Mercury Thermometer Exchange
Mercury Free Mercury thermometers are being phased out of most laboratories and hospitals and are being replaced with harmless alcohol based substitutes. Learn about Healthcare without Harm’s Making Medicine Mercury Free Program. The LabRATS team facilitates this transition through our Mercury Thermometer Exchange Program. By filling out an exchange form your lab can exchange your mercury thermometers for new spirit thermometers free of charge. Today’s spirit thermometers are accurate alternatives for most laboratory needs.
- Learn more information about the benefits of switching to alcohol based thermometers
- Learn more about other alternatives to mercury thermometers and their relative benefits
Costly Mercury Spills When mercury is spilled EH&S should be contacted immediately and no attempts should be made by lab personnel to clean up the spill.
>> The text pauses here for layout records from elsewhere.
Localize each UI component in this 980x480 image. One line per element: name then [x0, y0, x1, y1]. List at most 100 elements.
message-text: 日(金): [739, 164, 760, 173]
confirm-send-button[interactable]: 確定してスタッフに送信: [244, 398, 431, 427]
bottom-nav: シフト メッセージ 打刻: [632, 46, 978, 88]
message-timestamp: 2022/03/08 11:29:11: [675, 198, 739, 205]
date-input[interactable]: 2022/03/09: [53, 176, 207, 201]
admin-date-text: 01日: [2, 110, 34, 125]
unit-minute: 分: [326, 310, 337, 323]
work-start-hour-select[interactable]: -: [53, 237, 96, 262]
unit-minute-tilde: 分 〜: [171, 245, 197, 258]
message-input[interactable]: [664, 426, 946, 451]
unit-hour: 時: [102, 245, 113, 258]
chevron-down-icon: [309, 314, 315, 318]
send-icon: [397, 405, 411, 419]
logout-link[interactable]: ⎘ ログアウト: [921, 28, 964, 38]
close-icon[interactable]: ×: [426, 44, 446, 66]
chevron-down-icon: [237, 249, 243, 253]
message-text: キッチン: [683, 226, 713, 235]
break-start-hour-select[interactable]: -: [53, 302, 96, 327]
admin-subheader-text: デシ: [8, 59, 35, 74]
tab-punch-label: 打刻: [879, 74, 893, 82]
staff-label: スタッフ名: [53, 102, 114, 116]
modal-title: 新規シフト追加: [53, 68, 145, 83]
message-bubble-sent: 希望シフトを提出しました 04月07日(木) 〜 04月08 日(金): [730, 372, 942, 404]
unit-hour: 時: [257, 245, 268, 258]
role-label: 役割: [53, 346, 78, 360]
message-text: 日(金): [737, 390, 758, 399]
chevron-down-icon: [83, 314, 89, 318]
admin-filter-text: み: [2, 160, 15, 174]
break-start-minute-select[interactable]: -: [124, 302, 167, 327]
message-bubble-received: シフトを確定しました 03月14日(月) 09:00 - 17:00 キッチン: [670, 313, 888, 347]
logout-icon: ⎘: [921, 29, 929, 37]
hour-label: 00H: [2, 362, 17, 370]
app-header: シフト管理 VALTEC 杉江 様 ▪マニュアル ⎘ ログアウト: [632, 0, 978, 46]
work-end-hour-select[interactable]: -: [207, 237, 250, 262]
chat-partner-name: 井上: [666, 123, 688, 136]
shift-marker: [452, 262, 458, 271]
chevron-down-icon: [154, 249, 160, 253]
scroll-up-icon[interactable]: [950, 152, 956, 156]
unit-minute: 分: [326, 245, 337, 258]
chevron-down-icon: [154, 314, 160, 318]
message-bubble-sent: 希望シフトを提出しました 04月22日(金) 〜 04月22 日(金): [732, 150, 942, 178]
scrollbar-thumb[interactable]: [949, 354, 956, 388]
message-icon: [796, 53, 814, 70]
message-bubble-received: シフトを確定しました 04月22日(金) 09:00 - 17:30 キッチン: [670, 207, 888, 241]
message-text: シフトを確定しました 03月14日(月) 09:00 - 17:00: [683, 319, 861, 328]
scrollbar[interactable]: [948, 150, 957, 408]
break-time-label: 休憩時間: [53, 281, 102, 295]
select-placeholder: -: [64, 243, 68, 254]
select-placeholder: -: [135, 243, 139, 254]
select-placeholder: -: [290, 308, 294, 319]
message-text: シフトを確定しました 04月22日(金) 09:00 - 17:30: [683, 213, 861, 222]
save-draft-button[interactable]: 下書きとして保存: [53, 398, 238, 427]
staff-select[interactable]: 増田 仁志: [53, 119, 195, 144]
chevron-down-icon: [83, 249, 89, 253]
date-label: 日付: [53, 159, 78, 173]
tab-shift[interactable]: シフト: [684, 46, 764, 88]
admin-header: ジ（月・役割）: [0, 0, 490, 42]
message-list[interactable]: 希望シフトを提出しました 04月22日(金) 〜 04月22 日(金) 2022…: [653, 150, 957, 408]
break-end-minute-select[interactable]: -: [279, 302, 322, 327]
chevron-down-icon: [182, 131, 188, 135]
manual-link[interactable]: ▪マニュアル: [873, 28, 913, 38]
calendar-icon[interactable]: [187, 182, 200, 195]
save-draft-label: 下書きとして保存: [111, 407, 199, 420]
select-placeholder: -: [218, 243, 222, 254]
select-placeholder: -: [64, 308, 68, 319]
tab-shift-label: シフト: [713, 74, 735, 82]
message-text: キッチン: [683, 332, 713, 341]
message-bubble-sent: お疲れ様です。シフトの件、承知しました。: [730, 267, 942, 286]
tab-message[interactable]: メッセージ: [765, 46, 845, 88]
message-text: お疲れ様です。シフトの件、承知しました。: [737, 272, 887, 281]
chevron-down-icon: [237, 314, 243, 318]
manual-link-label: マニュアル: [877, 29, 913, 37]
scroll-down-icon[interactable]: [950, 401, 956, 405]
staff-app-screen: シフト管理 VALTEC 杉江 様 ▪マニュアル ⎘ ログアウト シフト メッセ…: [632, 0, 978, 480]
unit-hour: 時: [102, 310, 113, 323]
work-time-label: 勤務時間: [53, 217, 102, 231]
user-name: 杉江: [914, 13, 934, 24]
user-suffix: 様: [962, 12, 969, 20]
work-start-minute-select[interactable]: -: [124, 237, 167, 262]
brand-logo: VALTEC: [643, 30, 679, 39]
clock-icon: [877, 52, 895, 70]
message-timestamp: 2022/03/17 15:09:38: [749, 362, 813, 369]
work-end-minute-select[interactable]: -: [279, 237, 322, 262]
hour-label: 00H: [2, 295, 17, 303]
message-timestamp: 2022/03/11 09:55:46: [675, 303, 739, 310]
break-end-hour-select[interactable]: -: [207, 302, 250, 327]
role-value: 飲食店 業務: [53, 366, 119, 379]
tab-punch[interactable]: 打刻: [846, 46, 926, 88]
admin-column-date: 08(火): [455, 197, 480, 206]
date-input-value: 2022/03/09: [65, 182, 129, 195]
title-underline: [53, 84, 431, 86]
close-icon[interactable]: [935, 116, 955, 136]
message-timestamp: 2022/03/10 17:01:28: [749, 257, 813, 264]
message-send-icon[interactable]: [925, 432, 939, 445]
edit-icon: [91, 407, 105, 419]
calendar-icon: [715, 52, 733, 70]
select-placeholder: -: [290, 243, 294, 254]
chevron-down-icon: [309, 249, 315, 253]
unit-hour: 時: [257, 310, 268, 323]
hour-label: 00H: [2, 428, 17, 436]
Spills not only consume EH&S employee’s time but also force the contaminated area of the lab to be unoccupied until the spill has been properly handled. EH&S estimates the clean up cost from mercury thermometer breakages to be $66 per thermometer or $134 per month not including environmental and human health impacts.
LabRATS collaborates with EH&S to remove unneeded mercury devices from campus. You may request an exchange when you request a hazardous waste pickup. We also will have thermometer exchange days in many of the buildings on campus during 2007-08. During these days lab occupants can bring their old mercury thermometer to the LabRATS station and be given a new spirit thermometer to replace it. Check out our calendar of upcoming exchange days and locations.
As part of our campaign, the LabRATS team is also looking for Barometers and McLeod gauges that are currently unused. While we do not offer an exchange for either of these devices there was recently a spill from an old barometer that had been left in a lab long past its use. The spill was so extensive that it took EH&S 10-20 hours to clean up. By disposing of unnecessary mercury based equipment in an appropriate and timely fashion, accidents like this can be avoided saving the University time and resources. There are non-mercury alternatives to barometers and vacuum gauges.
To further prevent mercury pollution and safeguard your lab make sure to follow this list of best management practices:
- Make a list of mercury-containing devices and reagents. Eliminate all nonessential mercury sources.
- Replace mercury devices with non-mercury substitutes when available.
- If you must use mercury thermometers for certain lab applications, make sure that they are Teflon coated to prevent spills when broken.
Avoid inhaling mercury vapors by working in a fume hood, or well ventilated area away from heat.
- Store mercury containing reagents and waste in tightly capped and shatter resistant containers away from sinks and drains.
- Prevent skin contact, especially when handing organic mercury compounds such as methylmercury. Organic-impermeable gloves are necessary to prevent accidental contact as happened to a Dartmouth faculty member in 1996.
Human Health Impacts
Mercury based thermometers have been used for hundreds of years to determine temperature. While extremely accurate, it is now known that mercury poses serious health risks for anyone exposed to it. Exposure to high levels of metallic, inorganic or organic mercury can permanently damage the brain, kidneys and developing fetus. In the laboratory setting mercury thermometers made of glass compromise safety because they can easily shatter and spread mercury around. Short-term exposure to high levels of metallic mercury vapors may cause effects including lung damage, nausea, vomiting, diarrhea, increases in blood pressure or heart rate, skin rashes, and eye irritation.
Environmental Health Impacts
In addition to the immediate human health concerns associated with mercury spills, there are substantial environmental concerns regarding the release of mercury into the water and air. Once in the environment, inorganic mercury is transformed to organic mercury (usually methylmercury) via bacteria. Methylmercury bioaccumulates in the muscle tissue of organisms at a much higher rate than it can be eliminated. It can build up in predator fish found at the top of the aquatic food chain to levels that are tens of thousands to millions of times above the level found in the surrounding waters. As a toxic air contaminant, mercury is perhaps the most widely distributed toxic metal in the world due to its ability to vaporize at ambient temperatures. Federal government scientists have estimated that elemental mercury vapor can remain airborne for up to one year and disperse world wide in that time.